# Pre Adder Rock Session ....................



## Safa (Aug 4, 2006)




----------



## Bretto (May 23, 2010)

Great video Safa!


----------



## carnster (May 27, 2008)

Well done Clive, look out Adder Rock the Safa is back!!!!!


----------



## Safa (Aug 4, 2006)

salticrak said:


> So at snake rock you gonna catch another like that then? Bring it on my china.


ohhh im going to enjoy your weeping at Adder ill bring a towel for the tears mate,going to paddle your arse into slang klip!


----------



## VikingJim (Nov 22, 2012)

Great vid Safa. 
Sometimes making the vid is just as much fun as catching the fish ! Well done on both


----------



## Sharft (Jan 5, 2014)

Great vid.

And what an awesome sunrise!


----------



## dazza11 (Feb 16, 2010)

Nice vid Clive ....looks like that mongrel shore break is still there!! enjoy the feed


----------



## actionsurf (Jul 8, 2010)

Sweet. Great video and nice fishing.


----------



## bruus (Aug 27, 2010)

Great video, decent fish also. Your looking very relaxed and comfortable in close to the shore there.


----------



## ben123 (Jan 24, 2012)

Sharft said:


> Great vid.
> 
> And what an awesome sunrise!


Completely agree, awesome shot of the sun rising. Nice vid and nice fish


----------



## ant (Aug 28, 2008)

Great video mate and the only one on the day to score a Mac. The mojo runs strong in this one 8) Salti is going to weep like a baby at the rock   
Cheers
Ant


----------



## Sprocket (Nov 19, 2008)

> Salti is going to weep like a baby at the rock





> ohhh im going to enjoy your weeping at Adder


Looks like a conspiracy Salti, the Latte' boys are trying to put you off your game!

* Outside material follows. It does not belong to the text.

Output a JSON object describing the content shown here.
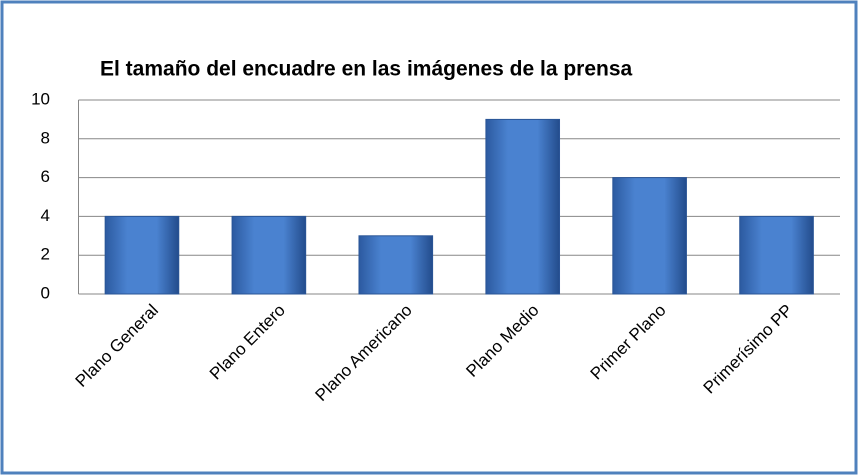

Nice work Clive, we look forward to seeing your arse at Straddie. :lol: 
Look out we mean baboonass...... I mean business. :lol:


----------



## SLB (Jul 8, 2010)

VikingJim said:


> Great vid Safa.
> Sometimes making the vid is just as much fun as catching the fish ! Well done on both


Haha move over ken burns. I reckon the editing is just as fun as the fish too. Nice vid.


----------



## Safa (Aug 4, 2006)

Sprocket said:


> > Salti is going to weep like a baby at the rock
> 
> 
> 
> ...


Just need a Mankini for Salti I reckon,he will be up crak ..I mean shit creek on a string and sounding away...... Sprocket sprocket sprocket those latte boys can frisk ken fish hey *****.


----------



## Safa (Aug 4, 2006)

bruus said:


> Great video, decent fish also. Your looking very relaxed and comfortable in close to the shore there.

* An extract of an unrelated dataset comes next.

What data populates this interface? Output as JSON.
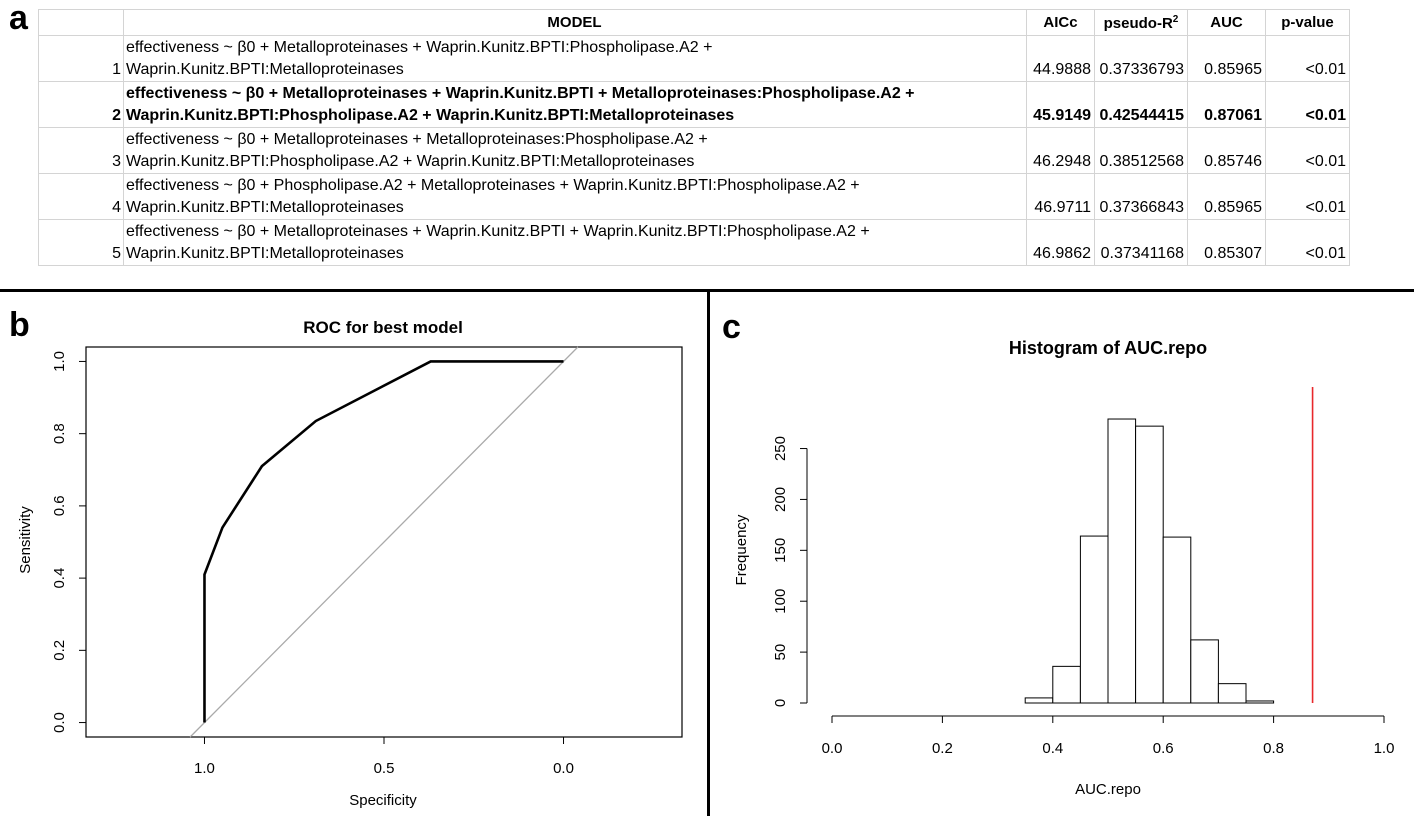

It's the first time I've had a chance to really test the PF in some descent surf as it's been really small here of late, in saying that it was not massive by a long shot but had plenty of power in the waves, I counted 20 plus waves going out as I had to hold just before the shorey and kept coping them right in front of me and was surprised how well the PF went over the top if I leaned a bit back ,it's so responsive that if you get turned a bit side on for the next waves you can correct in a matter of seconds,paddled in and played the same game in the danger zone , I was very impressed to say the least and the PF475 is the best yak I've paddled on taking everything into consideration as a all rounder. I may do a un edited version of going out and coming in although the camera did get knocked down going out but you can still the amount of waves etc


----------



## Wrassemagnet (Oct 17, 2007)

sweet video Clive, love your work man, inspirational!


----------



## tonieventer (Jul 27, 2009)

Cracker video boet!


----------



## Godzilla (Feb 24, 2014)

Good Luck Clive bring home a new Stealth!


----------



## Safa (Aug 4, 2006)

Future son in-law will be happy


----------



## Steve13 (Jan 21, 2014)

Great video, really enjoyed it


----------



## Dixie (Nov 9, 2013)

Awesome video and great fish - well done...


----------